Toute jeune encore, Catherine a 27 ans. Elle n’est ni travailleuse sociale, ni technicienne en éducation spécialisée, ni psychoéducatrice. Catherine est ingénieure mécanique. Elle a fait ses études universitaires à McGill, dans la métropole. À ce moment, elle s’impliquait dans des luttes féministes, notamment dans l’association des femmes en ingénierie de son université. De plus, elle a effectué une maitrise en administration des affaires. D’ailleurs, elle travaille dans son domaine, dans l’entreprise manufacturière de la famille, à Saint-Tite, sa ville de naissance. Avant même qu’elle la nomme, nous pouvons deviner l’importance de la place qu’occupe sa famille dans sa vie.
Depuis quelques mois, une fois par semaine, elle monte dans sa voiture avec sa bonne humeur et elle se rend à l’hôpital de Shawinigan. Catherine fait partie d’une grande équipe, d’une autre famille, la famille Albatros. Même si c’est la plus jeune des bénévoles, elle n’a pas moins sa place pour autant. La majorité des bénévoles sont des retraités qui, tout comme elle, incarnent les valeurs de la maison Albatros. « La valeur familiale est ma valeur principale, ma valeur la plus profonde. »
Pourquoi la maison Albatros ? Pourquoi cette clientèle ?
Catherine a mis un moment avant de répondre à la question. Puis, elle s’est lancée. Il était difficile de se détourner de ces phrases, tant celles-ci étaient intéressantes. À l’entendre parler, on comprend qu’elle n’a pas pris part à l’aventure tout bonnement. Son geste commença dans une longue discussion philosophique avec elle-même. En effet, dans sa mi-vingtaine, elle s’est demandé ce qu’elle voulait vraiment dans sa vie et surtout, ce qu’elle voulait pour le futur.
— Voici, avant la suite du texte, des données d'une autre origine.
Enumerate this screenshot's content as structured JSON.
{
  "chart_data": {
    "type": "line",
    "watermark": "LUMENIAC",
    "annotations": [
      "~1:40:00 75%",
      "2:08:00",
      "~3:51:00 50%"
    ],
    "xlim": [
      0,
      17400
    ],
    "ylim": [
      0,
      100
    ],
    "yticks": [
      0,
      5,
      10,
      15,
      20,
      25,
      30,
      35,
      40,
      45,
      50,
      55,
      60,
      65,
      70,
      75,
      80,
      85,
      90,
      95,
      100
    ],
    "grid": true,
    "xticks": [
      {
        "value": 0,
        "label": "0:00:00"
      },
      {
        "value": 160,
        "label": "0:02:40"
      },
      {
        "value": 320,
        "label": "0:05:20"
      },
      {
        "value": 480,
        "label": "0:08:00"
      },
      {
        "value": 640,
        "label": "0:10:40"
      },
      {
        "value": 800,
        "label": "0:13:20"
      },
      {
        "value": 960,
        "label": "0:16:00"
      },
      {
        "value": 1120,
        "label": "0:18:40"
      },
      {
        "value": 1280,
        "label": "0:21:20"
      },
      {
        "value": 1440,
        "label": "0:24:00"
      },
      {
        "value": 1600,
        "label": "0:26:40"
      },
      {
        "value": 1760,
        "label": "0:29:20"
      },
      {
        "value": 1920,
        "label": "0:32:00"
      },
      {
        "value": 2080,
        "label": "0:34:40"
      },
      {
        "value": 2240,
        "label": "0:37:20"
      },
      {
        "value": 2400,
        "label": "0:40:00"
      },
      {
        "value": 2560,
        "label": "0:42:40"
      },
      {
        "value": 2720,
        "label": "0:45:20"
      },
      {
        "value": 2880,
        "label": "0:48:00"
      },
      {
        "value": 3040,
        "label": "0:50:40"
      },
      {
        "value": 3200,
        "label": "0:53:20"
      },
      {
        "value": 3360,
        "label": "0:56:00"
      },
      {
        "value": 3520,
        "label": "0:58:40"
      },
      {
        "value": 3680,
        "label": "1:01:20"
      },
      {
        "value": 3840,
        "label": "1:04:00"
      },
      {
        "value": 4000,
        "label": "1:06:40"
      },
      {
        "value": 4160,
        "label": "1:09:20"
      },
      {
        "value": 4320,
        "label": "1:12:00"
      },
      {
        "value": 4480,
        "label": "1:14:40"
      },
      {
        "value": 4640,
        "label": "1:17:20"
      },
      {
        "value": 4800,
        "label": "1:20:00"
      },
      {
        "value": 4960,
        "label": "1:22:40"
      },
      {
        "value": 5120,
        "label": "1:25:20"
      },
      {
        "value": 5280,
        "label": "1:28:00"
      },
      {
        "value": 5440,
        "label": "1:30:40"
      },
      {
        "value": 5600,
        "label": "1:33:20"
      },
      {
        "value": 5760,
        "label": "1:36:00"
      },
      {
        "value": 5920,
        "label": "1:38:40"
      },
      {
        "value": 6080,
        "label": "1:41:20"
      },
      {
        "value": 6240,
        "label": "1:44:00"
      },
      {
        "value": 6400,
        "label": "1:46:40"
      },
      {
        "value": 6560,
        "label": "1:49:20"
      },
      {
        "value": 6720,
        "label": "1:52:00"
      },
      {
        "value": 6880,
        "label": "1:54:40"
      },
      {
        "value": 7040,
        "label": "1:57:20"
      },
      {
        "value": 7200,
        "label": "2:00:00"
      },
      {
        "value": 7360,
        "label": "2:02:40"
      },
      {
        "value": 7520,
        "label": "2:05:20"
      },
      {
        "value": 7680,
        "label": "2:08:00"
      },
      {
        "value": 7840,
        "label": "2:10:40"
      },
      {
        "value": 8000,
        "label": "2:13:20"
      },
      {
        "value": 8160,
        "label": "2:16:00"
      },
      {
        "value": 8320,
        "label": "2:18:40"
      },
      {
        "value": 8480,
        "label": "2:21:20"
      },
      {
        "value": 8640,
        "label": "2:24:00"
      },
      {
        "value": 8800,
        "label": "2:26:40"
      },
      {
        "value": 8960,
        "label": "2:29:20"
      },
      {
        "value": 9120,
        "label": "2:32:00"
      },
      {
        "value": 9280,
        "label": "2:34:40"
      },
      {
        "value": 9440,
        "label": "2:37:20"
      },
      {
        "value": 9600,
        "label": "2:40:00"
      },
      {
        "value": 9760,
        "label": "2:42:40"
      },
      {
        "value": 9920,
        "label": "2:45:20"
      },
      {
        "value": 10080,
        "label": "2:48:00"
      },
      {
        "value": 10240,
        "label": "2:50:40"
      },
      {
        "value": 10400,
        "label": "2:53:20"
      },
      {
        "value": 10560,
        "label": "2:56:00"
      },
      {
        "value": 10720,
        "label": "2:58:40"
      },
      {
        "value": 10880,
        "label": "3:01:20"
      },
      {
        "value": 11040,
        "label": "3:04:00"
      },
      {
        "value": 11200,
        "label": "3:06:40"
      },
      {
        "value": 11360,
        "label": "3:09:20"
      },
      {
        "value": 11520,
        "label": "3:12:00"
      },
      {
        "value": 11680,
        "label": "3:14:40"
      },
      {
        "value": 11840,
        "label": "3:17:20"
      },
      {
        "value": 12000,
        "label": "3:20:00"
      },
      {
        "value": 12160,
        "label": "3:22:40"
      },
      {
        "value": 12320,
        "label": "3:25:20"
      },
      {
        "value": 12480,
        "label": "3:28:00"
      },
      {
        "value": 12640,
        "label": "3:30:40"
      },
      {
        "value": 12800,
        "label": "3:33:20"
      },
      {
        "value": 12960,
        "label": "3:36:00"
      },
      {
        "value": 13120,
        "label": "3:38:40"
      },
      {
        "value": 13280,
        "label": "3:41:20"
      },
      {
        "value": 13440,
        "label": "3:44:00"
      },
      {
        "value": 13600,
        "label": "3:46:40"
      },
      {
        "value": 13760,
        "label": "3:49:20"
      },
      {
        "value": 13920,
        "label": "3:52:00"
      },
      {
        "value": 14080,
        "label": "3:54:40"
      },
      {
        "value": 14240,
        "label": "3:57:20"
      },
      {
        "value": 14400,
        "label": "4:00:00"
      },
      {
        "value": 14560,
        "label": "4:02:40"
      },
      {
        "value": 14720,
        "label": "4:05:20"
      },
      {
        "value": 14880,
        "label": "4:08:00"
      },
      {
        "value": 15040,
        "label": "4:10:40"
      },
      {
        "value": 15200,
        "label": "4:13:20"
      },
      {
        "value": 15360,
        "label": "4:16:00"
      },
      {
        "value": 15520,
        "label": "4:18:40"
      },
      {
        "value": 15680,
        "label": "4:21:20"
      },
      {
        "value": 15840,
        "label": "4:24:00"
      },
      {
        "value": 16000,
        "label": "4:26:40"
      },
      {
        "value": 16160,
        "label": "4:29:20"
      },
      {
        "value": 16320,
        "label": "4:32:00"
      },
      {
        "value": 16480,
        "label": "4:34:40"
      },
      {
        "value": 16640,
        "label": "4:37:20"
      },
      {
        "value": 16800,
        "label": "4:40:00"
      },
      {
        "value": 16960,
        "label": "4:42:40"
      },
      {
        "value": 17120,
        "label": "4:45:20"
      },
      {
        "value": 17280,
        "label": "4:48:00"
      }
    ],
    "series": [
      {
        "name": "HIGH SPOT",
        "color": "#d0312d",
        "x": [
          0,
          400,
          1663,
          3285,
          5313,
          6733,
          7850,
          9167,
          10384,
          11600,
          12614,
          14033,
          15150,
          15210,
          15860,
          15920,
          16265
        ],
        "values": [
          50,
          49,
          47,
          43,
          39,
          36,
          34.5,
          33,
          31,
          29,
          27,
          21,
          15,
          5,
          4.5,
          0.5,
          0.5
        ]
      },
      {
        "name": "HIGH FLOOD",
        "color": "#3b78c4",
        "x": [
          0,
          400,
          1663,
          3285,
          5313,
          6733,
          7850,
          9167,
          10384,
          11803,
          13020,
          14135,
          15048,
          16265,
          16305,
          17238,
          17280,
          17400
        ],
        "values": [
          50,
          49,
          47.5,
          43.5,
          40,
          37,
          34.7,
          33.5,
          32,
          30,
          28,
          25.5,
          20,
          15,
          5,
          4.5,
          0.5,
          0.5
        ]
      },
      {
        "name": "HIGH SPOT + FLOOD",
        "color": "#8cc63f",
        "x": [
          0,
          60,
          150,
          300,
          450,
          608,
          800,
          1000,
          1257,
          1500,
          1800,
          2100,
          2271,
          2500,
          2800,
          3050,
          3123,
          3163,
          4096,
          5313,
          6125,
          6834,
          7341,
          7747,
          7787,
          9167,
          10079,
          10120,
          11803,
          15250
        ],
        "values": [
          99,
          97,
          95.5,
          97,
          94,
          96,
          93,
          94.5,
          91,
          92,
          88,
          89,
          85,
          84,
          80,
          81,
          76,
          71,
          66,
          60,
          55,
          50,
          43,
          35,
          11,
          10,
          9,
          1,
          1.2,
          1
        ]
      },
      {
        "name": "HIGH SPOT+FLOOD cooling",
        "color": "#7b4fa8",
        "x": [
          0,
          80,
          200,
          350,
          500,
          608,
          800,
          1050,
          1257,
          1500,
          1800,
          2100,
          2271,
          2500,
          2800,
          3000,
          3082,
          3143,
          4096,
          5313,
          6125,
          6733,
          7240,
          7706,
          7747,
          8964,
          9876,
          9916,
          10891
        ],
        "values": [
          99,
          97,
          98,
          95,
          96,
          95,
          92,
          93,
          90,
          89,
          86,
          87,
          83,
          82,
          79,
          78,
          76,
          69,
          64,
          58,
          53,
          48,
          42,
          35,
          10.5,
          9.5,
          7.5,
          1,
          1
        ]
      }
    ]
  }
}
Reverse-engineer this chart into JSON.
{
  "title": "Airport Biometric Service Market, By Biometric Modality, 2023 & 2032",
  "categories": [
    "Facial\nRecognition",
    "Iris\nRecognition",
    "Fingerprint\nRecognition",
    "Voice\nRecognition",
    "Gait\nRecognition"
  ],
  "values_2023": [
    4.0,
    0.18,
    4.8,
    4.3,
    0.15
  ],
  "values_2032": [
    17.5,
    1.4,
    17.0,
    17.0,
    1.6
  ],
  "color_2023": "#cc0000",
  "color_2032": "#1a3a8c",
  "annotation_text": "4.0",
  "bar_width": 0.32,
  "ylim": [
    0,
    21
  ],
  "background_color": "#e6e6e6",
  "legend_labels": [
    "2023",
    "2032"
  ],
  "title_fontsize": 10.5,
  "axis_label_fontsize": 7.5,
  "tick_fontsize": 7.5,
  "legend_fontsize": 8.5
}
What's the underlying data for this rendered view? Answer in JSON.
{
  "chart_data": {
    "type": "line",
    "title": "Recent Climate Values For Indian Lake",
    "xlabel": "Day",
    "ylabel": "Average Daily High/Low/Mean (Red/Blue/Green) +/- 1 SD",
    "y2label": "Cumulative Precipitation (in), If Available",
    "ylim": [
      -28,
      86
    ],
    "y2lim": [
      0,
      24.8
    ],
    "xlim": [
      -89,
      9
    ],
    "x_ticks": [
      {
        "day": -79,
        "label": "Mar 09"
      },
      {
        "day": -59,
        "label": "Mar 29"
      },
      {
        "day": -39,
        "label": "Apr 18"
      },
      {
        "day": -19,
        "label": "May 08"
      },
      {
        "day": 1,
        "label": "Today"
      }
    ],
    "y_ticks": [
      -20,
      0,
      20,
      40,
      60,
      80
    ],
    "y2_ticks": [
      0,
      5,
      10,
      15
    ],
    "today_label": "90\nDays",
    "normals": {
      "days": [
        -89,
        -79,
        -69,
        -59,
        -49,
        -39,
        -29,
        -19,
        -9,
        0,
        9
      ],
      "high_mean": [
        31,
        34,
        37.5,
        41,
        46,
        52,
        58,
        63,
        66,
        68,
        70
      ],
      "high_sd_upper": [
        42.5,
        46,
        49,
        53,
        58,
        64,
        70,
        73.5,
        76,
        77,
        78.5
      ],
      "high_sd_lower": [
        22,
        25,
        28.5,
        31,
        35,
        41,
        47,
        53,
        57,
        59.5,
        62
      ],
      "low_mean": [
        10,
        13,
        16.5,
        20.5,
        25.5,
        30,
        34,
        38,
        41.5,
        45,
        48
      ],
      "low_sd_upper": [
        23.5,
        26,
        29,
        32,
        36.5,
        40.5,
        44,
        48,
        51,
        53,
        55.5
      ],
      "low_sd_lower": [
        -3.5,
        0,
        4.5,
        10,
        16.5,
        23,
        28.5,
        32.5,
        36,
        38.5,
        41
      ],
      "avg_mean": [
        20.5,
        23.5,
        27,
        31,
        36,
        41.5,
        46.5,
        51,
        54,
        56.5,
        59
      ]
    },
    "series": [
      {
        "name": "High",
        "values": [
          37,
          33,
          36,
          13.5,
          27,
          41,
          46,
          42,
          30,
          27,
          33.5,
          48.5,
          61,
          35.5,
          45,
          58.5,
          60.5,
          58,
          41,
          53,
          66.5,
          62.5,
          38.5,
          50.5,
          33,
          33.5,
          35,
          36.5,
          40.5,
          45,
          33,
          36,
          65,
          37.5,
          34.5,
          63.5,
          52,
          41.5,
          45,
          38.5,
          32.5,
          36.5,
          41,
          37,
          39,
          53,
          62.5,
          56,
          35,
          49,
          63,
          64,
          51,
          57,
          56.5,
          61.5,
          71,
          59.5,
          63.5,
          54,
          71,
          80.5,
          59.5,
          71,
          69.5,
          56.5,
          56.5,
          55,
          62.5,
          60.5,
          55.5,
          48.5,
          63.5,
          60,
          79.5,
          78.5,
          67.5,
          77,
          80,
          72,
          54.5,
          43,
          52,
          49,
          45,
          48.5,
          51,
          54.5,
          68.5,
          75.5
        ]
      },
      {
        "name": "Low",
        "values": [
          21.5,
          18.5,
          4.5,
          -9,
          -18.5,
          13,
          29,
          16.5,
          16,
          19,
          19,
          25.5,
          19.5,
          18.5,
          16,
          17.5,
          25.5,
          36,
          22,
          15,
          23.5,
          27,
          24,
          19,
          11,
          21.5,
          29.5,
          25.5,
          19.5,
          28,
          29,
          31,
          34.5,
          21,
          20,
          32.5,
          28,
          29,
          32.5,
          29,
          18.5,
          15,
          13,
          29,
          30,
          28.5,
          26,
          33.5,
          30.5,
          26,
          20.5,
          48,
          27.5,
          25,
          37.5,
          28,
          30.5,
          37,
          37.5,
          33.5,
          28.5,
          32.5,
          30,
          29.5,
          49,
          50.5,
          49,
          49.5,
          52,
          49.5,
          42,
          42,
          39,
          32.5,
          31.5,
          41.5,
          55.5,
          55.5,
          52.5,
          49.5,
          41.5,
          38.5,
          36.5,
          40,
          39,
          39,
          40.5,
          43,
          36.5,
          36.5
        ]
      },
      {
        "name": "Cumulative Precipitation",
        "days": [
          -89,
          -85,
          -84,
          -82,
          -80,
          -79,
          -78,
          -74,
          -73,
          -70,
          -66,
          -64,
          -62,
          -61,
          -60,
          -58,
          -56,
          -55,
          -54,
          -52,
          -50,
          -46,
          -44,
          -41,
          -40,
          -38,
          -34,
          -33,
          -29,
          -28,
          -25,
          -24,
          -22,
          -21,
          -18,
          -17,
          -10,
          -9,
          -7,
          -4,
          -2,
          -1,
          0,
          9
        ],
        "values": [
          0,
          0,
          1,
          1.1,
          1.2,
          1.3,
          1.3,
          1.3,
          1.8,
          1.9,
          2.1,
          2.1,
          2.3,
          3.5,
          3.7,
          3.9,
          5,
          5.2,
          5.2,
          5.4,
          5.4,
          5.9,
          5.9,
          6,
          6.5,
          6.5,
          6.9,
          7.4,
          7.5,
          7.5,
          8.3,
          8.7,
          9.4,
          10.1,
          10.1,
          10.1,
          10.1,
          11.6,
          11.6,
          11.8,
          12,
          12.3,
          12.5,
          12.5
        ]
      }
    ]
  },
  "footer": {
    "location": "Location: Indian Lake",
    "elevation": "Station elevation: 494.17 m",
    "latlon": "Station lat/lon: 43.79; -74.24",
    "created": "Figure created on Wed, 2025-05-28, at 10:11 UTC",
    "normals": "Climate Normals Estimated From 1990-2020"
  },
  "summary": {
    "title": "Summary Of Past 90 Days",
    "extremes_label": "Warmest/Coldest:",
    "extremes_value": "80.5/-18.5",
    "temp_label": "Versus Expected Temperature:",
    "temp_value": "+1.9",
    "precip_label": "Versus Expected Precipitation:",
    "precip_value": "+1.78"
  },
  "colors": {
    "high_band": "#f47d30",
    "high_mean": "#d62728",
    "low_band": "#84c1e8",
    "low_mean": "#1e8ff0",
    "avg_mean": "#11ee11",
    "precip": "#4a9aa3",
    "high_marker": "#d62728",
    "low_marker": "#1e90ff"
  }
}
« Je pense qu’avoir beaucoup de contacts […] a un impact très bénéfique, je suis habituée d’avoir beaucoup de chaleur humaine et je voulais continuer d’avoir ces contacts-là dans le futur. »
Catherine désire elle aussi avoir une famille et suite à ces profonds moments de réflexion, elle s’est mise à penser justement aux personnes qui n’ont pas cette chance. C’est donc sa charmante voisine, Diane, déjà très impliquée dans le mouvement Albatros, qui l’a initiée. Catherine considère les personnes âgées comme des « richesses oubliées », elle s’est donc inscrite à la formation et depuis, elle écoute les personnes en fin de vie. Elle précise toutefois que ce ne sont pas tous les gens en fin de vie qui sont âgés, mais la majorité. Selon elle, la société devrait prendre plus le temps de s’asseoir et d’écouter l’âge d’or. Ils ont une expérience de vie riche et prendre le temps de l’entendre semble avoir une énorme valeur pour elle.
Le faire pour les autres ou pour soi?
Catherine ne s’en cache pas, ces moments privilégiés avec des personnes qui ont moins de deux semaines à vivre lui font du bien, étrangement. La jeune femme d’affaires raconte que lorsqu’elle est face à face avec une personne en fin de vie, elle tombe dans un état qu’elle qualifie de « presque méditatif ».
« Ma vie de tous les jours va à cent milles à l’heure, les courriels, les téléphones, ça n’arrête jamais ! Quand tu es avec eux, tu ne peux pas être ailleurs. »
Ces moments sensibles viennent la recentrer, voire la ressourcer. Elle explique que cela lui permet de rationaliser, que même si sa livraison d’acier arrive en retard, elle ne doit pas s’en faire. Elle constate aussi la chance inouïe d’avoir une famille tissée serrée. D’ailleurs, rien qui lui fend plus le cœur que de voir des membres d’une même famille en conflit.
Sa relation avec la mort a également changé. « Avant, nos grands-parents mouraient dans leur maison. C’étaient les membres de la famille qui transportaient le corps. On était confronté à la mort beaucoup plus jeune et notre relation avec elle était différente. »
Catherine réussit à voir la beauté dans l’esprit des gens avant leur grand départ. Elle prend soin de ceux-ci, comme s’ils étaient de sa famille.